Dass junge Pferde erfahrene Hände, eine konsequente Erziehung und Verstand brauchen wird meistens außer acht gelassen.
Spätestens, wenn die Flegelphasen unschön von dannen gingen, kommen Zweifel auf. Es gibt leider nicht immer nur Sonnenschein, auch Pferde sind kleine Pubertiere 😀 und können mal einen schlechten Tag oder sogar schlechte  Wochen haben. Vor allem wenn sie wachsen.
Bei Hankook merkt man es ganz deutlich, wenn er wächst. Er ist „maulig“, überbaut und der Handgalopp fällt ihm extrem schwer. Wenn wir mitbekommen, dass er wieder einen Wachstumsschub hat, schrauben wir einen Gang runter und steigen auf lockere Arbeit, Bodenarbeit, ausreiten, etc. um.
Die meisten Youngster haben unendlich viel Kraft, das zeigen sie manchmal auch, beim Longieren los gerissen und einmal über den Platz gefegt.

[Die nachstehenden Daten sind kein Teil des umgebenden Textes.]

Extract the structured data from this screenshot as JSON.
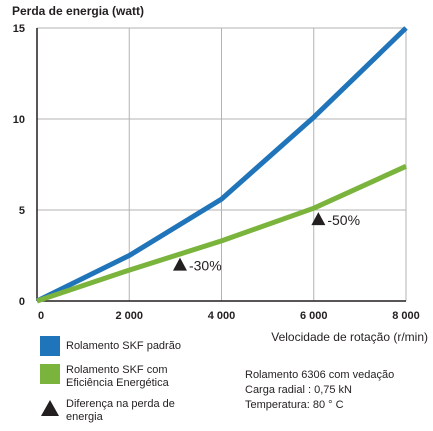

Beim Ausreiten buckelnd über die Wiese gejagt – unerfahrene Reiter kann so etwas enorm verunsichern. Man bekommt Angst. Das Pferd spürt das und wird unsicher.
Dann heißt es erst mal wieder Vertrauen aufbauen, sich überlegen, was man möchte, selbstbewusst werden und die Zweifel oder Unsicherheit bei Seite schieben und unvoreingenommen weiter trainieren.
Einen super Artikel über die Ausbildung von Jungpferden gibt es hier: https://www.dieklassischereitkunst.de/psyche-und-physis-des-pferdes/%C3%BCberforderung/
Dass Pferde es nicht böse meinen, sondern Zeichen geben, beschreibt dieser Artikel sehr gut.
Meistens heißt es ja, „Hau ihm eine auf den A…, der ist faul, der verarscht dich gerade!!“ Dass Pferde, durch ausfallen, rausheben, aufhüpfen, buckeln, etc.  zeigen, dass sie sich gerade nicht mehr wohl fühlen, keine Kraft mehr haben, oder einfach noch nicht so weit sind, wird oft übersehen oder überspielt. Das kann zu frustration führen, für den Reiter und für das Pferd.

„Das Pferd soll so frisch in den Stall zurückkehren, wie es ihn verlassen hat.“ Dieser Satz regt ein wenig zum nachdenken an. Wie oft reitet man über seine und Pferds Grenzen? Wie oft kommen die Pferde nassgeschwitzt und müde in den Stall zurück.
Denkt mal zurück, wann und wie oft seid ihr das letze Mal mit einem Lächeln im Gesicht oder vielleicht sogar frustriert vom Pferd abgestiegen?